Freedom of Association
s. 2 Everyone has the following fundamental freedoms:
(d) freedom of association
Section 2(d) protects your freedom to form associations. This is a necessarily collective right and is mainly public in nature. As such, rights under section 2(d) do not extend to family members or other personal relationships (Catholic Children's Aid Society of Metropolitan Toronto v S (1989), 69 O.R. (2d) 189 (Ont CA)).
Section 2(d) and Collective Bargaining
Section 2(d) includes a right to collective bargaining. It protects the ability of workers to engage in associational (collective) activities, and to act together to reach a common goal. Collective bargaining is arguably the most significant collective activity through which freedom of association is expressed. It enhances the value of equality and democracy in the workplace, and it ensures the dignity, liberty, and autonomy of workers by providing them with the opportunity to influence their working conditions.
Because the Charter only applies to government actors, section 2(d) can only be triggered by government action. This would include enacting unlawful legislation, or situations where the government is your employer. Private employers are not bound by section 2(d).

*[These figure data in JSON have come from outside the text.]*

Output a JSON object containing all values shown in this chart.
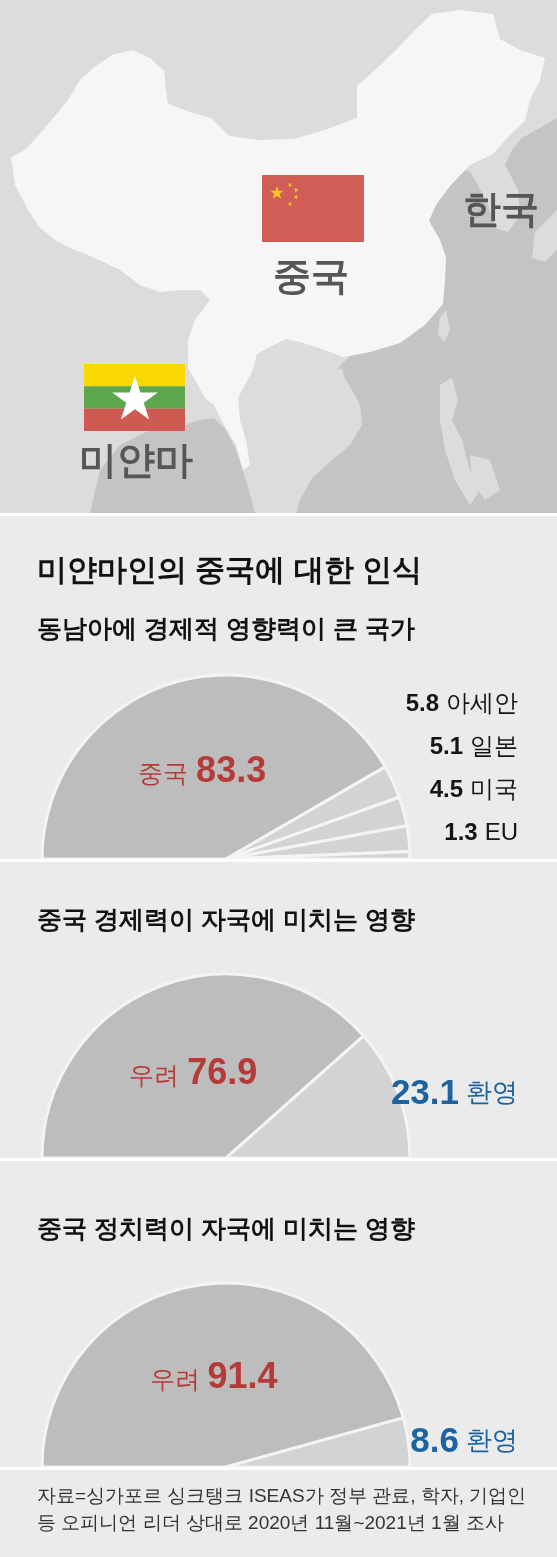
{
  "chart_data": [
    {
      "type": "other",
      "annotations": [
        "한국",
        "중국",
        "미얀마"
      ]
    },
    {
      "type": "pie",
      "title": "미얀마인의 중국에 대한 인식",
      "subtitle": "동남아에 경제적 영향력이 큰 국가",
      "categories": [
        "중국",
        "아세안",
        "일본",
        "미국",
        "EU"
      ],
      "values": [
        83.3,
        5.8,
        5.1,
        4.5,
        1.3
      ],
      "colors": [
        "#bdbdbd",
        "#d3d3d5",
        "#d3d3d5",
        "#d3d3d5",
        "#d3d3d5"
      ],
      "data_labels": true
    },
    {
      "type": "pie",
      "title": "중국 경제력이 자국에 미치는 영향",
      "categories": [
        "우려",
        "환영"
      ],
      "values": [
        76.9,
        23.1
      ],
      "colors": [
        "#bdbdbd",
        "#d3d3d5"
      ],
      "data_labels": true
    },
    {
      "type": "pie",
      "title": "중국 정치력이 자국에 미치는 영향",
      "categories": [
        "우려",
        "환영"
      ],
      "values": [
        91.4,
        8.6
      ],
      "colors": [
        "#bdbdbd",
        "#d3d3d5"
      ],
      "data_labels": true,
      "annotations": [
        "자료=싱가포르 싱크탱크 ISEAS가 정부 관료, 학자, 기업인 등 오피니언 리더 상대로 2020년 11월~2021년 1월 조사"
      ]
    }
  ]
}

The right to collective bargaining guarantees a process, not a result. The government is not required to guarantee that a certain result will come from collective bargaining (Dunmore v Ontario (Attorney General),  3 SCR 1016 at 67).
Section 2(d) also includes the freedom not to associate, particularly when an association imposes “ideological conformity” on its members (Lavigne v Ontario Public Service Employees Union,  2 SCR 211)
Section 2(d) protects collective activity against “substantial interference” from government action. Two questions must be asked when determining whether a government action counts as substantial interference (Health Services and Support – Facilities Subsector Bargaining Assn v British Columbia,  2 SCR 391 at 93):
Does the government action affect something important to the process of collective bargaining?
If yes, does the government action impact your right to good faith negotiation and consultation?
For the first question, the main inquiry is whether the interference will prevent unions from pursuing common goals collectively. For example, laws or actions that prevent unions from participating in meaningful discussions about working conditions. On the other hand, laws or actions regarding things like uniforms or parking would not be considered a significant interference.
Even if there is interference with an important matter, there will not be a violation of section 2(d) unless the government action also interferences with the ability of unions to consult and negotiate in good faith. The concept of “good faith” in collective bargaining includes, but is not limited to:
attempting to reach an agreement,
engaging in constructive negotiations,
avoiding unnecessary delays, and
committing an appropriate amount of time to meetings.